Review: ‘Avenue Q’ proves to be right up New Village Arts’ alley
It was a case of the upstart scoring an upset in 2004 when the scrappy, happily profane “Avenue Q” snagged the coveted Tony Award for best musical, sweeping away the witches of “Wicked.”
Fourteen years later, of course, “Wicked” continues to run strong on Broadway, while “Avenue Q” — whose original New York production closed back in 2009 — has settled for a less glamorous off-Broadway reboot.
But if that seems a sign that time and changing tastes have turned “Avenue Q” into some kind of cultural cul de sac, New Village Arts Theatre is here to prove very much otherwise.
The Carlsbad company has opened its own winning revival of the puppet-centric musical comedy, one that preserves the show’s irreverence while smartly tweaking a few elements to 2018 tastes.
For all its loose-limbed, “Sesame Street”-after-dark charm, “Avenue Q” is a deceptively tricky piece of work to stage, with its mix of human characters and puppets, and actors who voice and operate those puppets in full view onstage.
In other words, there’s a whole lot of stage business involved — with a full two dozen musical numbers to boot.
But director A.J. Knox’s crisp, well-cast and well-rehearsed production brings just the right breezy feel to this piece about the dreamers and misfits and fuzzy monsters who populate a downscale New York neighborhood.
Not that I necessarily read this stuff, but the Wikipedia entry for “Avenue Q” observes with apparently unintentional hilarity that the show “addresses adult themes that may be deemed inappropriate for younger children, such as racism, pornography, homosexuality and schadenfreude.”
No, not schadenfreude! That German term for taking pleasure in someone else’s misfortune is actually the title of an “Avenue Q” song, performed by the characters Gary Coleman (yes, the late actor, played here by a snappily funny Cashae Monya) and the newly homeless puppet Nicky (one of two portrayed by the admirably versatile Tony Houck, whose voice talents are a huge boost to the production).
Those two serve as key secondary characters in a show that centers on Princeton, a starry-eyed college grad who’s about to get a rude introduction to the real world as he arrives to rent an apartment on Avenue Q and try to find a job (“What Do You Do With a B.A. in English?”).
Among the first neighbors he meets is Rod, a closeted lover of old Broadway shows; both characters are performed and voiced by the gifted (and very busy) Zackary Scot Wolfe, whose work is really the bedrock of the show.
Princeton soon finds a spark with Kate Monster (Gerilyn Brault, a strong singer and natural comedic actor), while Houck steps in to portray the lecherous Trekkie Monster, whose signature song is “The Internet is for Porn.”

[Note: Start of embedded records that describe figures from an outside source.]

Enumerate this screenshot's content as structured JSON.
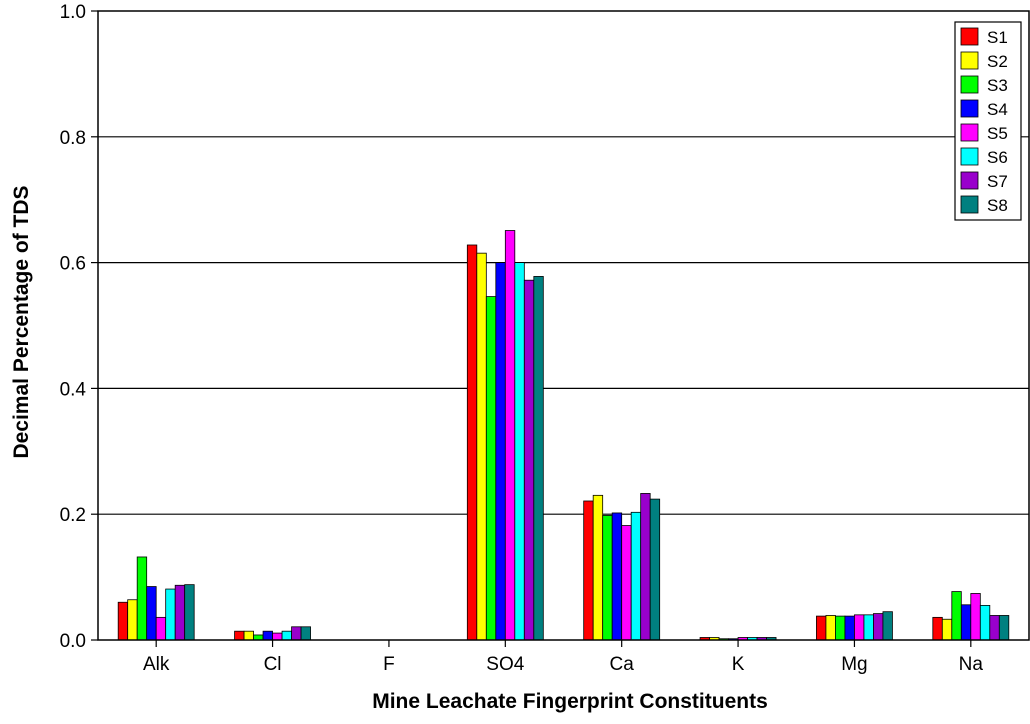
{
  "chart_data": {
    "type": "bar",
    "title": "",
    "xlabel": "Mine Leachate Fingerprint Constituents",
    "ylabel": "Decimal Percentage of TDS",
    "ylim": [
      0,
      1.0
    ],
    "yticks": [
      "0.0",
      "0.2",
      "0.4",
      "0.6",
      "0.8",
      "1.0"
    ],
    "ytick_values": [
      0,
      0.2,
      0.4,
      0.6,
      0.8,
      1.0
    ],
    "grid": "horizontal",
    "legend_position": "top-right",
    "categories": [
      "Alk",
      "Cl",
      "F",
      "SO4",
      "Ca",
      "K",
      "Mg",
      "Na"
    ],
    "series": [
      {
        "name": "S1",
        "color": "#ff0000",
        "values": [
          0.06,
          0.014,
          0,
          0.628,
          0.221,
          0.004,
          0.038,
          0.036
        ]
      },
      {
        "name": "S2",
        "color": "#ffff00",
        "values": [
          0.064,
          0.014,
          0,
          0.615,
          0.23,
          0.004,
          0.039,
          0.033
        ]
      },
      {
        "name": "S3",
        "color": "#00ff00",
        "values": [
          0.132,
          0.008,
          0,
          0.546,
          0.198,
          0.002,
          0.038,
          0.077
        ]
      },
      {
        "name": "S4",
        "color": "#0000ff",
        "values": [
          0.085,
          0.014,
          0,
          0.6,
          0.202,
          0.002,
          0.038,
          0.056
        ]
      },
      {
        "name": "S5",
        "color": "#ff00ff",
        "values": [
          0.036,
          0.011,
          0,
          0.651,
          0.182,
          0.004,
          0.04,
          0.074
        ]
      },
      {
        "name": "S6",
        "color": "#00ffff",
        "values": [
          0.081,
          0.014,
          0,
          0.6,
          0.203,
          0.004,
          0.04,
          0.055
        ]
      },
      {
        "name": "S7",
        "color": "#9900cc",
        "values": [
          0.087,
          0.021,
          0,
          0.572,
          0.233,
          0.004,
          0.042,
          0.039
        ]
      },
      {
        "name": "S8",
        "color": "#008080",
        "values": [
          0.088,
          0.021,
          0,
          0.578,
          0.224,
          0.004,
          0.045,
          0.039
        ]
      }
    ]
  }
}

Ciarlene Coleman smartly brings the stereotyping down a notch or two as the Japanese-born character Christmas Eve, and has a standout turn on the gleefully subversive ensemble number, “Everyone’s a Little Bit Racist.”
Steven Freitas is a likable goofball as slacker Brian, Christmas Eve’s mate, while Melissa Fernandes adds you-go-gal empowerment (and sultry vocals) to the very assertive Lucy the Slut — whose nickname, we’re told, stands for “sexually liberated, unapologetic temptress.”
And Chris Bona and Jasmine January earn some of the best laughs as the Bad Idea Bears; January’s squeaky vocal affectations are a particularly good comic touch.
Music director Nina Gilbert’s (unseen) band swings, and Christopher Scott Murillo’s impressive brick-facade set is complemented by Chris Renda’s lighting. Elisa Benzoni’s splashy costumes, Melanie Chen Cole’s sound and Jenna Ingrassia-Knox’s choreography also blend well (and Lynne Jennings clearly earned her keep as puppet coach).
A few elements of the show — the Gary Coleman thread among them — do feel dated. And compared with co-creator Robert Lopez’s scabrously funny follow-up, “The Book of Mormon,” “Avenue Q” can seem almost quaint.
Still, NVA has managed to make it a place worth finding your way to again.
When: 8 p.m. Thursdays-Fridays; 3 and 8 p.m. Saturdays; 2 and 7 p.m. Sundays. (Schedule varies; check with theater.) Through July 1.
Where: New Village Arts Theatre, 2787 State St., Carlsbad.